In a lot of cases, I am guessing that just confronting that user alone is going to result in the content getting taken down.

Yeah, I'm personally guessing not.

Any case, this has still barely worked even for things like Oscar screeners, so good luck with that.
 
Reminds me of this thread where I yelled a lot and OP got banhammered :p
https://www.ambercutie.com/forums/threads/the-technology-that-will-stop-piracy.23989/

Well that person was obviously selling a product and also was not good at listening to valid objections. I am not so vested in any one solution.

The main issue is... you figured out the username of the person who recorded you. Good job. What do you do with that information to stop them? Maybe you can get them banned, probably not even. Yes, they'll make a new account with another prepaid or even stolen card. You say:

but in my experience most ARE scummy serial offenders. Granted, I don't work on CB anymore. But it's the same guys uploading things from C4S, it's the same guys joining monthly subscriptions and ripping every video, it's the same guys recording gold shows on SM, it's absolutely the same guys recording public shows on MFC and CB where this idea won't work at all unless the site itself gave a different feed to every user (and even then, hardly helpful, since you don't actually have to be logged in...) In the rare case where it's a one on one show of mine that gets recorded... Personally I wouldn't need anything like a watermark or even a timestamp to remember it (though I do make actual written notes about most of my shows!) Its also much less common than public shows or clips getting spread, so... I hardly care to begin with.

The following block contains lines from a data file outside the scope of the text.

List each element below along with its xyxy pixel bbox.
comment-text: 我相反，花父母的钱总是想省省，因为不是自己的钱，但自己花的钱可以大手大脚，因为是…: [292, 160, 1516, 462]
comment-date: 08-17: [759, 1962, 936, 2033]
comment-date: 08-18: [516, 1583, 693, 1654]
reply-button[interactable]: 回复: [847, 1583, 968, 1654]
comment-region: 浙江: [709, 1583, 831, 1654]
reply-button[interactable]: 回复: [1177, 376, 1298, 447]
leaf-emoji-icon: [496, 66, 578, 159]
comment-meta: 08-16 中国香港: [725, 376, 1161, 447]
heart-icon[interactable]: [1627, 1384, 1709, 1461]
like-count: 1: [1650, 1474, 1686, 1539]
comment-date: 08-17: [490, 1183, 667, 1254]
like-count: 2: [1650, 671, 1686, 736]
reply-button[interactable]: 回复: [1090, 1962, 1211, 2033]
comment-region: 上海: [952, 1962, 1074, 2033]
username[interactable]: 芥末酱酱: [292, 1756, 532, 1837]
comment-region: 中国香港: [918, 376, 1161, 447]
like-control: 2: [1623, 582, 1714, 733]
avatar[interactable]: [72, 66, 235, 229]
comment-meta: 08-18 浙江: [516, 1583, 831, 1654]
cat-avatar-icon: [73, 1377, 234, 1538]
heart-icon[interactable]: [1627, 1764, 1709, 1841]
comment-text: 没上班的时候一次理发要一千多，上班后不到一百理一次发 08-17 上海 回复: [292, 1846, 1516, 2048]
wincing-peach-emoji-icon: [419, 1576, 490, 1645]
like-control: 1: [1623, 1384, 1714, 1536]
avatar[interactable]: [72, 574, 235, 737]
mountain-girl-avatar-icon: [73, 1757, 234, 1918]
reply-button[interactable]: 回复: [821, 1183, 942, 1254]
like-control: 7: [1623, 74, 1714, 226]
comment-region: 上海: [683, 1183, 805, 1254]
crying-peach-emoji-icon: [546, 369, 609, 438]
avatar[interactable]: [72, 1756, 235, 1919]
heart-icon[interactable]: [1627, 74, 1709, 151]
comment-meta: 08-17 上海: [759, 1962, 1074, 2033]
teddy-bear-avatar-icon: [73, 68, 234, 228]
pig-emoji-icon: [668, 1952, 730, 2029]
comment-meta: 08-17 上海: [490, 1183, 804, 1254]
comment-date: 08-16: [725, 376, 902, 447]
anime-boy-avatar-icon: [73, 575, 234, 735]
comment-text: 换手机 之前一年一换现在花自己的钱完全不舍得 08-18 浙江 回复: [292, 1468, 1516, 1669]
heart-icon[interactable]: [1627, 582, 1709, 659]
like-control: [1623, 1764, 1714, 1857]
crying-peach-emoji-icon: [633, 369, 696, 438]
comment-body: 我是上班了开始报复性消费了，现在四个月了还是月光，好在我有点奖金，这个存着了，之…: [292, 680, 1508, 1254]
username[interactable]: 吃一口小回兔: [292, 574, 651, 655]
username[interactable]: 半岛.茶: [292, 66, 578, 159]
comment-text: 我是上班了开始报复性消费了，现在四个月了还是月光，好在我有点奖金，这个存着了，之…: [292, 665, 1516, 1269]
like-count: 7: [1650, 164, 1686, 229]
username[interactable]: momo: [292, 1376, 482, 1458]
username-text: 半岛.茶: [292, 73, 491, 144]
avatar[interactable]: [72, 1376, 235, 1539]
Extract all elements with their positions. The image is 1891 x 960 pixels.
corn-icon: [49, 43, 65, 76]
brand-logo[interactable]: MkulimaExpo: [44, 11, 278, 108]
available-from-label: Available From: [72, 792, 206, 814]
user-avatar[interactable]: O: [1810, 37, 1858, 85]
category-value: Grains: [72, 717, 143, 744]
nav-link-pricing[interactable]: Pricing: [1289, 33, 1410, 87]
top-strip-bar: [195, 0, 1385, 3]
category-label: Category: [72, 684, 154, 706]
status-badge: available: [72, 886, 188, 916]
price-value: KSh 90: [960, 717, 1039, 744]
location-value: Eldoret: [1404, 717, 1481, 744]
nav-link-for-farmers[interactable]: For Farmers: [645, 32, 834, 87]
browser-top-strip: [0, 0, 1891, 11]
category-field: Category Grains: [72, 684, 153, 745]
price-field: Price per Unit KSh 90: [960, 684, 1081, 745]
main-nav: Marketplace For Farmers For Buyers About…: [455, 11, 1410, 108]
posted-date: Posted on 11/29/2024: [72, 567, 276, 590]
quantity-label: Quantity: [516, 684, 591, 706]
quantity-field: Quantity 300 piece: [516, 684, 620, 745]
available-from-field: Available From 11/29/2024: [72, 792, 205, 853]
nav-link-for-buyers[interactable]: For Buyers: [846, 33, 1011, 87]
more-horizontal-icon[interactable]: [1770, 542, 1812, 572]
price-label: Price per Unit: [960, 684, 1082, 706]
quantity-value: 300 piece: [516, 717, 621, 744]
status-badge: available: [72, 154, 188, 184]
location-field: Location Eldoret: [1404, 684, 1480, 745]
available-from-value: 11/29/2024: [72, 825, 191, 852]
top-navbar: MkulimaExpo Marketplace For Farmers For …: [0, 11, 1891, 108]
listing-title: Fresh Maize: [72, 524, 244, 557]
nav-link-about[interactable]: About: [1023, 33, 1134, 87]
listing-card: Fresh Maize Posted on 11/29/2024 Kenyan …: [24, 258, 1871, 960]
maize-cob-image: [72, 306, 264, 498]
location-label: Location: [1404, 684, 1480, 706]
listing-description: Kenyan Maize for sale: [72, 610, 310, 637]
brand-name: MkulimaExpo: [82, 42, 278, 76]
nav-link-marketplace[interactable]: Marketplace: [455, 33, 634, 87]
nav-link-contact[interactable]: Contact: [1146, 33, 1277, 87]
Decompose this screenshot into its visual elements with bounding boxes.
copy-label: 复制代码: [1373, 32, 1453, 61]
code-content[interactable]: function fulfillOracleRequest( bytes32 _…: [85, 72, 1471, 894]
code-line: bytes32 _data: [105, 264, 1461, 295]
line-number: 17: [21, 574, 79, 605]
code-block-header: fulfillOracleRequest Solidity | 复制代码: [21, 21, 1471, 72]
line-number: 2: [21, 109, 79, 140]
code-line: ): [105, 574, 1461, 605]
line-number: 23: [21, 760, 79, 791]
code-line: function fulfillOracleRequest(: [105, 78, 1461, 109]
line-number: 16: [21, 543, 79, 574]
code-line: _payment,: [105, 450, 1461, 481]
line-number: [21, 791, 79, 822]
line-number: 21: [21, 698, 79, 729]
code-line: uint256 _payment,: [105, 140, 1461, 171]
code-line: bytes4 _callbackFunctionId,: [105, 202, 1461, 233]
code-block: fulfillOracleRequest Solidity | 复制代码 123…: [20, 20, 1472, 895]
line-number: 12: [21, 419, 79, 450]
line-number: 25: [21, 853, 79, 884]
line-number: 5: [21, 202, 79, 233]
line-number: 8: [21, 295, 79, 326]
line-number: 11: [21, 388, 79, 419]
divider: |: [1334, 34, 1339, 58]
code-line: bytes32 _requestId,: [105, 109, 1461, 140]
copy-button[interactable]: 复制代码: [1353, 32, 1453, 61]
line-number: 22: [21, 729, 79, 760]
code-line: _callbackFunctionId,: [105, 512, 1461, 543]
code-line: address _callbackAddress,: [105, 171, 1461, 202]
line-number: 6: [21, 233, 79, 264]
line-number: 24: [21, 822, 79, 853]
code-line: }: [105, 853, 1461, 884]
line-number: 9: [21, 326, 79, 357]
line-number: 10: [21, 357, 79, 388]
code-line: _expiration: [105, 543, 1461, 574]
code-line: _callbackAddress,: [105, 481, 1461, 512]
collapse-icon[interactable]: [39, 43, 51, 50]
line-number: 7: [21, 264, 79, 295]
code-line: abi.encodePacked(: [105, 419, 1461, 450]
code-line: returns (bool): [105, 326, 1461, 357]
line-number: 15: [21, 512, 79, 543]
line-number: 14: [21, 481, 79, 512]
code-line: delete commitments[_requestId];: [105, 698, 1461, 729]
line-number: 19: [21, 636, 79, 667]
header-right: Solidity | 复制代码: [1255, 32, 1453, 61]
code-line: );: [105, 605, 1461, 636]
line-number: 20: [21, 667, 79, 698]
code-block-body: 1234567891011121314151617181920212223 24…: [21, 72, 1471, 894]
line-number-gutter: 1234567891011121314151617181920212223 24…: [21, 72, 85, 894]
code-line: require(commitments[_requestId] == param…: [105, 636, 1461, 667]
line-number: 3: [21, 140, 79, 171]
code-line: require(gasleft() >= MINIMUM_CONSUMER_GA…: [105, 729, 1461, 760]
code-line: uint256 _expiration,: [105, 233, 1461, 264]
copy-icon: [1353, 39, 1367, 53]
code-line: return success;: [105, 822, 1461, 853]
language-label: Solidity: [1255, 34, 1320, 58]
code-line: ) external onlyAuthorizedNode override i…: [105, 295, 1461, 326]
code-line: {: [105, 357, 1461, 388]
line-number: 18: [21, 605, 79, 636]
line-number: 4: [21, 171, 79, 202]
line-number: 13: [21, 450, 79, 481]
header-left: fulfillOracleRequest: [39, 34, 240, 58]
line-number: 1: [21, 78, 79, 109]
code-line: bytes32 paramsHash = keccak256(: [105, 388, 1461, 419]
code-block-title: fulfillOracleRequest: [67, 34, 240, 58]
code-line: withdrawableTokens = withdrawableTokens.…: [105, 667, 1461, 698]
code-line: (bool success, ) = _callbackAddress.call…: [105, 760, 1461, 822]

I agree no one is going to stop the recording of public shows.

For one-on-one private shows, I believe people might remember shows they did in the last few weeks, but if you discover content that is months old tracing back to your notes is going to be a tough exercise for some people.

In the end, your point seems to be that the offender will just fold his operation when caught and immediately open up shop using new account and new stolen credit card. That's a valid point. Could sites like MFC/CB partly address this by giving models the option to deny privates or groups automatically to any user whose account is less than 120 days old and who has not purchased tokens by a certified payment method like a wire transfer? Then at that point some kind of fingerprinting technology lets you stop doing business with the offender, and the 120-day rule then stops the new account creation from getting around the block. Since the account is using a stolen card, it probably is not going to survive 120 days to reach a point where it can then qualify for new privates.
 
Could sites like MFC/CB partly address this by giving models the option to deny privates or groups automatically to any user whose account is less than 120 days old and who has not purchased tokens by a certified payment method like a wire transfer?

I suppose they could, but for a problem that I don't hear models complaining about very frequently at all, I doubt it's in anyone's interest to build in a function that cripples the site for new members. Especially when so much of the whole economy of camsites depends on signing up new users and on guys with boners making impulsive decisions.